Every new war sees developments and technological advancements that our rulers claim will transform how they are fought. The Russian invasion of Ukraine is no exception. The invasion has seen an increased use of drones and other hi-tech, unmanned weaponry. 

It will be a big deal for some that the first ever recorded battle between two remote controlled drones took place over Ukraine. But does this mean that the future of war will be unmanned aircraft battling each other controlled by people with joysticks in a faraway military bunker?

Well, that’s what those in power would like ordinary people to think.  They claim that using unmanned weaponry will cut down on the deaths and injuries of soldiers and even civilians during war. 

But in reality unmanned weapons are just another way to kill more humans.  In May 2013 former US president Barack Obama said that drone strikes would be conducted only against those who were a “continuing and imminent threat to the American people”.  He added that he was “near certainty” that there would be no civilian casualties if they were used. 

But while Obama might have been hesitant to send troops to fight his wars, he was more than happy to sign off on unmanned drone strikes that killed innocent civilians from Yemen to PakistanWarmongers hope that if you take the human element out of war, there is less risk of desertion or mutiny from soldiers themselves. 

An armed drone won’t suffer from low morale or PTSD. They will kill without discrimination because that is what it has been programmed to do. Of course, a human will be needed to control, develop and fix drones.  And, even being behind a screen can’t shield soldiers entirely from the horrors of war. 

A study conducted in 2014 found that there was “really no substantive differences” between soldiers that operated drones and other military personnel.  And so the prospect of cutting out all human intervention in warfare is so appealing to our rulers that technology that could replace even drone operators is developing fast.

But despite all attempts to turn wars into exchanges of computer code, they are still primarily fought by soldiers on the frontline spraying bullets.  This is reflected in the growing death count in Ukraine. Some 100,000 Russian soldiers have been killed or wounded there, and similar numbers of Ukrainian soldiers have suffered the same fate, according to a United States army general.

The most important fighting now in Ukraine involves thousands of soldiers sheltering in freezing trenches amid bullets and artillery shells. The Guardian newspaper reported on 28 November, “The fighting in the Bakhmut sector has descended into trench warfare reminiscent of the First World War”.

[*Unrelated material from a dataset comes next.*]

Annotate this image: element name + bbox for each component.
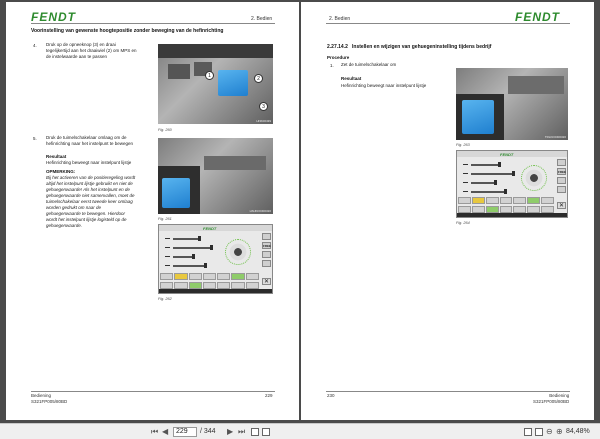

It’s more like the carnage of Verdun than some computer game. The obscene cost of the new death technology should be another spur to resistance to war. The Turkish drone, Bayraktar TB-2 used by Ukrainian forces, costs around £4.1 million each. 

To take it down requires a hi-tech, human operated surface to air missile system such as the Russian S-500, which costs £492 million.  While technological warfare might be preferable to some rulers, using real human soldiers is more cost‑effective. 

The development of new technology that endeavours to cut human activity out of war is not a step towards more “just wars” or wars that result in fewer casualties. 

From the creation of bombs dropped from planes in the First World War to intercontinental ballistic missiles, drones are just the latest murderous development. All of this is part of the same process of brutal imperialist competition that leads to the death of people and the planet.